On this 15th volume, Bob Dylan’s Bootleg Series contains a treasure which, until now, only listeners of pirated CDs were privy to. With 50 tracks, Travelin’ Thru 1967-1969: The Bootleg Series vol. 15 gives an inside look on the different stops Dylan made in Nashville, the Mecca of country music, between 1967 and 1969, and especially on the legendary recording sessions done with Johnny Cash as well as those for his albums John Wesley Harding, Nashville Skyline and Self Portrait.
The meeting of these two figureheads of twentieth century music happens at a key moment.

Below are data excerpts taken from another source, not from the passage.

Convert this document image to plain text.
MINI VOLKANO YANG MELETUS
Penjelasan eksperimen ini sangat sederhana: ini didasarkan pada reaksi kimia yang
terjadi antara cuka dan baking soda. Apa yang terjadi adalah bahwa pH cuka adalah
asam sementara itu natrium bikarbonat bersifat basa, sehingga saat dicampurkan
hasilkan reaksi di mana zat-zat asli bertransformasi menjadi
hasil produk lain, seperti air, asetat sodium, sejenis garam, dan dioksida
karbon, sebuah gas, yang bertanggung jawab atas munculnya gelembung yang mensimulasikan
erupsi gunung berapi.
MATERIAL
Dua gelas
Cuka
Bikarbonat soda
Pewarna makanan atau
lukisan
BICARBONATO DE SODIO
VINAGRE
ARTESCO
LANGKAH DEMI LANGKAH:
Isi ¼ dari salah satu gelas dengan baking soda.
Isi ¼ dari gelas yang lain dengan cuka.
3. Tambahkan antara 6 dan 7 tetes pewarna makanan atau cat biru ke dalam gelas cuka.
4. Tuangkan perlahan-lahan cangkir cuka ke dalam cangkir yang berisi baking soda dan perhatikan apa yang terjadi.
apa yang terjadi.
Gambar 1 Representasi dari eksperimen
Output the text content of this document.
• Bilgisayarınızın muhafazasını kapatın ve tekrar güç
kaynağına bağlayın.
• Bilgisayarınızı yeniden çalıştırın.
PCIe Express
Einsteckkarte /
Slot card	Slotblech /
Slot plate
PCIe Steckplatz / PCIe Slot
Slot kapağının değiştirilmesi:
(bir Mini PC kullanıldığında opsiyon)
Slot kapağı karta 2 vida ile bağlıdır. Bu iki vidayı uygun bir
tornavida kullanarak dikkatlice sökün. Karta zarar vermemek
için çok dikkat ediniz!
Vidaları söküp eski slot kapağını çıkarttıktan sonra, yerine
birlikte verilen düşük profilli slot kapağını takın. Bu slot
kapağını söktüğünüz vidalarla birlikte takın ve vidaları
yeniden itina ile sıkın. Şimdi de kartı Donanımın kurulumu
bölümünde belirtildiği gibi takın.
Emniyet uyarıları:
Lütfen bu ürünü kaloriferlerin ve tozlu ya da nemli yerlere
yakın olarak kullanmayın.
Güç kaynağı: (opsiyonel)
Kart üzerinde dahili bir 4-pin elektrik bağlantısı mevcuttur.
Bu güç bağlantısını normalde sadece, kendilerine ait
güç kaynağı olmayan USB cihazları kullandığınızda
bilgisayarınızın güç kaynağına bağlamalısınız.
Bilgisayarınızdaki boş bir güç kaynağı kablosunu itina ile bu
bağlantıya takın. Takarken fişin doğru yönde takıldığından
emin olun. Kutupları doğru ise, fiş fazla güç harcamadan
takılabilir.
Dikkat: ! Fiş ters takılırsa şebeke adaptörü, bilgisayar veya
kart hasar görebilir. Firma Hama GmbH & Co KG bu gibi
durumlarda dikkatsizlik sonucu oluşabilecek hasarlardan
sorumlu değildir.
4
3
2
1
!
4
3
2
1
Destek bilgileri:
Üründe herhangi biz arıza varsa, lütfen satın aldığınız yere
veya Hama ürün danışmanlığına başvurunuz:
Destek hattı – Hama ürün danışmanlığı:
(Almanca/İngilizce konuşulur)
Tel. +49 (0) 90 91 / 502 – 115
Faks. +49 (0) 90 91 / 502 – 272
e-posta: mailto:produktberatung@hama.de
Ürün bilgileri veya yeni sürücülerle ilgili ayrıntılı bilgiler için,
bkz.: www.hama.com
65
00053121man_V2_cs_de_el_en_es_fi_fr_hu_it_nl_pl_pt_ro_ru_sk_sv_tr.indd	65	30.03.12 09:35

Rock’n’roll reigned supreme all over the world during the late 60s, as everyone tried to outdo each other’s decibel levels over a backdrop of the Vietnam War which had been raging since 1965. After his flamboyant trilogy Bringing It All Back Home/Highway 61 Revisited/Blonde On Blonde, Bob Dylan takes things down a notch with simpler sounds accompanied by a smaller ensemble.
Here, he is celebrating classic rock’n’roll and country music by emphasising its singularity and reminding us of its links to the roots of North American pop music. Ever the elusive icon of counterculture, a label he always hated, Dylan tackles an almost historical repertoire, distancing himself from any hippie connotations which were so in style at the time. His voice is fundamentally opposite to Johnny Cash’s, yet here they both engage in a pulsing, no-frills paso doble which is as symbolic as it is forthright.
The first disc of Travelin’ Thru 1967-1969: The Bootleg Series vol. 15 focuses on alternative versions of songs taken from John Wesley Harding which he recorded alongside Charlie McCoy on the bass and Kenneth Buttrey on the drums at the end of 1967, having just recovered from his terrible motorcycle accident the previous year. This selection contains an energetic version of All Along the Watch Tower, famously covered by Hendrix, as well as other originals from Nashville Skyline, notably Lay Lady Lay and the previously unpublished Western Road.
The real treasures lay in discs 2 and 3, which feature the legendary 1969 recordings with the Man in Black, from the Columbia Studios on the 18th of February and on stage at the Ryman on the 1st of May for the taping of The Johnny Cash Show, broadcast on ABC the following month.
Cash classics including Ring of Fire and Folsom Prison Blues and Elvis’ hits That’s Alright, Mama and Mystery Train are among some of the thrilling highlights of this box set, as well as the tracks with god of the bluegrass banjo Earl Scruggs for his show Earl Scruggs: His Family and Friends... All in all, the judgement is unquestionable: a historical moment of simplicity, sincerity, and most of all, of music.